Yahya, yang akrab disapa Gus Yahya, mengatakan usulan tersebut dapat dibicarakan dalam forum organisasi. Ia menekankan bahwa keputusan terkait konsesi merupakan keputusan bersama, sehingga jika ada perubahan juga perlu melalui pembahasan bersama.
“Iya itu gak masalah tapi semua harus dibicarakan bersama, toh, karena keputusannya ini juga keputusan bersama, maka kalau diubah harus dengan pembicaraan bersama. Soal putusannya kayak apa, mari kita bicarakan nanti,” kata Gus Yahya di Jakarta, Kamis.
Gus Yahya juga menyatakan tidak menyalahkan jika publik menilai konflik internal PBNU berkaitan dengan isu tambang. Menurutnya, wajar apabila isu tersebut menjadi perhatian masyarakat.
Namun, ia menilai persoalan yang terjadi di internal PBNU tidak hanya terkait tambang. Gus Yahya menyebut ada masalah lain yang lebih kompleks.
“Bahwa kemudian ada gambaran terkait dengan tambang, mungkin saya kira ya masyarakat melihat yang paling banyak kerumunan, kepentingannya ada di situ. Tapi kita pasti lihat lah, karena ini kompleks ada masalah macam-macam,” ujarnya.
Sebelumnya, dalam pernyataan yang dikutip dari NU.or.id, KH Said Aqil Siroj menyampaikan pandangannya mengenai polemik konsesi tambang yang diberikan pemerintah kepada PBNU. Ia mengusulkan agar konsesi tersebut dikembalikan kepada pemerintah untuk menghindari mudarat yang dinilainya semakin nyata bagi jam’iyah.

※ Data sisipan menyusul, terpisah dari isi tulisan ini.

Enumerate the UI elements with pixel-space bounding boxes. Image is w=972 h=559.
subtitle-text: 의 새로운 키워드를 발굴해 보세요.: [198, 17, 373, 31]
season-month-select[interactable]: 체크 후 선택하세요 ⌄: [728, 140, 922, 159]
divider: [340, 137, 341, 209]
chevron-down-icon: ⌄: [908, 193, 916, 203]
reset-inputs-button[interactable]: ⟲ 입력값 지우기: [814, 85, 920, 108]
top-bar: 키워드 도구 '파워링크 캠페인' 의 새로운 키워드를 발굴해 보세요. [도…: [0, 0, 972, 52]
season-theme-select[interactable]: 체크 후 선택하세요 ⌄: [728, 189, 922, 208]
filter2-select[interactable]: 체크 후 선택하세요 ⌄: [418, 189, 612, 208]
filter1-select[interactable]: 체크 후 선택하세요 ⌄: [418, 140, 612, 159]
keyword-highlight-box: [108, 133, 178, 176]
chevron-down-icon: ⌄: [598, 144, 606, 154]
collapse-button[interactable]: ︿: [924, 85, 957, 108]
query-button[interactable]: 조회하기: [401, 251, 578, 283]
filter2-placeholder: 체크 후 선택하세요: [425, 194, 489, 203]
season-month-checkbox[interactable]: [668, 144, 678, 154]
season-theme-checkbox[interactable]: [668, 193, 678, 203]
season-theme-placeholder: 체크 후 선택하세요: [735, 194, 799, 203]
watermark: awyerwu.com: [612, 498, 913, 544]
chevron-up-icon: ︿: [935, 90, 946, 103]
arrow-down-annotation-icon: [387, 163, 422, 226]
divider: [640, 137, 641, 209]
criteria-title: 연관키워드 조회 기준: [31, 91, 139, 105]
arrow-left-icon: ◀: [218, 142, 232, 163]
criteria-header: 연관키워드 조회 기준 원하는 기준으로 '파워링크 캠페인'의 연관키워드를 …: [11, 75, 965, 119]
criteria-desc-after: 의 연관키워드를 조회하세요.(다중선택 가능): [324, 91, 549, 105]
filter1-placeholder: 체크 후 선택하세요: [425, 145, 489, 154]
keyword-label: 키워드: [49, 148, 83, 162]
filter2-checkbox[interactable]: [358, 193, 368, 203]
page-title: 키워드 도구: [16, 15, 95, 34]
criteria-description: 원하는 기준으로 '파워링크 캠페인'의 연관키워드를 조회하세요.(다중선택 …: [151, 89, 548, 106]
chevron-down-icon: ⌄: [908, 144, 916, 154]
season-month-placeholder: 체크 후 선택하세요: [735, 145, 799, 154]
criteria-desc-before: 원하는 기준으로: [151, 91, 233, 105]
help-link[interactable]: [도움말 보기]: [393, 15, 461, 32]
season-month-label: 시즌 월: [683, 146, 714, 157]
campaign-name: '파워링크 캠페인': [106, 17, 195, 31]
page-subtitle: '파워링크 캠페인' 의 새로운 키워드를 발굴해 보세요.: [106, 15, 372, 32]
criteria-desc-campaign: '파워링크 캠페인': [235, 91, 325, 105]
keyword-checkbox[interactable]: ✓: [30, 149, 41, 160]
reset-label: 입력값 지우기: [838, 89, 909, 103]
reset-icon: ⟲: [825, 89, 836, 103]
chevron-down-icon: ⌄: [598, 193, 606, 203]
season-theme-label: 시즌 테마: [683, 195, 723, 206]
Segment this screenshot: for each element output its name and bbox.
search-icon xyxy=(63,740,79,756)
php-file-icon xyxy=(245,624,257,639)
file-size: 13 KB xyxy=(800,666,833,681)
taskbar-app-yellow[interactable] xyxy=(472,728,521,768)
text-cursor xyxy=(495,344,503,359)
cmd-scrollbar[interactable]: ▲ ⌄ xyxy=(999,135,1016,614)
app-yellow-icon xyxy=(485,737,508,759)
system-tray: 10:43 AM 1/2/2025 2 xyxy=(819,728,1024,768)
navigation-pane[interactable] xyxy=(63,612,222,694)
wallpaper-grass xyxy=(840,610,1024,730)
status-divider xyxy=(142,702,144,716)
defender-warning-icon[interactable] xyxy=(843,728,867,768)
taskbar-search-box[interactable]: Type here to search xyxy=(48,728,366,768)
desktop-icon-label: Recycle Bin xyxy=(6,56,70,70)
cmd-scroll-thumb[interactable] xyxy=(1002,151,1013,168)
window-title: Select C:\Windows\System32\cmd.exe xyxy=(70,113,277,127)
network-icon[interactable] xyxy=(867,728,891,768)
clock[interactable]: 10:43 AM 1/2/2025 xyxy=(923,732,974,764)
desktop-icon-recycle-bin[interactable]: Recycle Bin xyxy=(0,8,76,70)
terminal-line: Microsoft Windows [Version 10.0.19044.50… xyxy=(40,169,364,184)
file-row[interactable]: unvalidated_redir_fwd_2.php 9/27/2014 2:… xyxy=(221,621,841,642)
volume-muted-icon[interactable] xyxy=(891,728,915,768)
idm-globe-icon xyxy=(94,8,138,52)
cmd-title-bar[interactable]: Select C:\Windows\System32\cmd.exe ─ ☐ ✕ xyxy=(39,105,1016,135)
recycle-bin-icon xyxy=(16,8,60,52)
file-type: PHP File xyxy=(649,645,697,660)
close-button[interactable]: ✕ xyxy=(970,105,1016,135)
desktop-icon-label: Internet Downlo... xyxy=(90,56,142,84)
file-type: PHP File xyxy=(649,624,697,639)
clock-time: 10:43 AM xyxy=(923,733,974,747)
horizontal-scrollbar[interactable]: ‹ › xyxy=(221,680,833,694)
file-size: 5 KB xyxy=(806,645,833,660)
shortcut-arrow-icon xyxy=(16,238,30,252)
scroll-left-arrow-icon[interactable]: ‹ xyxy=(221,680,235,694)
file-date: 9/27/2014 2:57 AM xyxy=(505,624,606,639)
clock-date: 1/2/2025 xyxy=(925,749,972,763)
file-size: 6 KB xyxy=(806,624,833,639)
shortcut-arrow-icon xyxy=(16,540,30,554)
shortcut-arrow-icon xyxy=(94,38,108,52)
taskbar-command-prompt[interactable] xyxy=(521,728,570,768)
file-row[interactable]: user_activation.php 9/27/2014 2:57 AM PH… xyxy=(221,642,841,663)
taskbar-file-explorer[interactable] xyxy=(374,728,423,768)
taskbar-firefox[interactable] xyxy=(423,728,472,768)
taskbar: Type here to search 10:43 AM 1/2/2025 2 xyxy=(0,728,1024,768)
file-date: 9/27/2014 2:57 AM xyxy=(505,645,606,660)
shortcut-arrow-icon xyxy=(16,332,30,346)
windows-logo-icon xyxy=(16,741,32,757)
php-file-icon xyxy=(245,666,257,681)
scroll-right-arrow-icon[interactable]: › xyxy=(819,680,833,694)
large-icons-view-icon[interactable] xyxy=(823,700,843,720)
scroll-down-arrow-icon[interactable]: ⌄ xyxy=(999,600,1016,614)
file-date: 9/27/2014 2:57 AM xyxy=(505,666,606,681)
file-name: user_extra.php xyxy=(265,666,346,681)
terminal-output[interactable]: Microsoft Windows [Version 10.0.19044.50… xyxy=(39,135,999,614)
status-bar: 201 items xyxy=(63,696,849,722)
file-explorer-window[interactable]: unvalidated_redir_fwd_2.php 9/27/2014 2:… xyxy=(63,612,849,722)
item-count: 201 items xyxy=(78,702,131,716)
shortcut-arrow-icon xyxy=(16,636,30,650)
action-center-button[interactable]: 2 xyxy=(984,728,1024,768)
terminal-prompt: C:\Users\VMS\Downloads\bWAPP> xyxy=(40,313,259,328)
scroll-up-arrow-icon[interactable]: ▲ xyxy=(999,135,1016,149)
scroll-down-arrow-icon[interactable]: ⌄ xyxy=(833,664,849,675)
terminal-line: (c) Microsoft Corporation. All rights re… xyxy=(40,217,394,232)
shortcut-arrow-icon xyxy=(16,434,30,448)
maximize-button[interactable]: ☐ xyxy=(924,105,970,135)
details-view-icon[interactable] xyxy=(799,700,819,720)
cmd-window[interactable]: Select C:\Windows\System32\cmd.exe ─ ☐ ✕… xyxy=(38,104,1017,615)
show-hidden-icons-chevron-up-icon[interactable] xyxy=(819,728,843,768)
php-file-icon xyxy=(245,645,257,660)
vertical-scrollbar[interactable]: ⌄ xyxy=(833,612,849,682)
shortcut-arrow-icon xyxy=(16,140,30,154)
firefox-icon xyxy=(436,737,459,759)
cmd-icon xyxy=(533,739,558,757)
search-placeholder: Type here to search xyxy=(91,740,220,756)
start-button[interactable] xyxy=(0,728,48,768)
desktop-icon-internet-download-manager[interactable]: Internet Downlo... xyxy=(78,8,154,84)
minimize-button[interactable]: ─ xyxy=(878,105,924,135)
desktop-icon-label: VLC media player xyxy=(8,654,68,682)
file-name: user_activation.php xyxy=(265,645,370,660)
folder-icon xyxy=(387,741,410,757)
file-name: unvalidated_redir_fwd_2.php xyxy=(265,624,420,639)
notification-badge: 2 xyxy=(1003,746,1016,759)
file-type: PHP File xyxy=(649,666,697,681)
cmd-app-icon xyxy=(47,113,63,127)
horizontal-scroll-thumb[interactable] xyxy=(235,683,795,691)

KH Said Aqil menjelaskan bahwa pada awalnya ia memandang kebijakan pemberian konsesi tambang sebagai bentuk apresiasi negara atas kontribusi NU sekaligus peluang memperkuat kemandirian ekonomi organisasi. Saat itu, langkah tersebut dinilai tepat selama dikelola dengan tata kelola yang kuat serta memberikan manfaat nyata bagi warga NU.
Namun, menurutnya, perkembangan dalam beberapa bulan terakhir menunjukkan situasi berbeda. Persoalan internal di tubuh PBNU, perdebatan mengenai tata kelola, serta polemik yang melebar ke ruang publik disebut telah menimbulkan kegaduhan yang merugikan organisasi.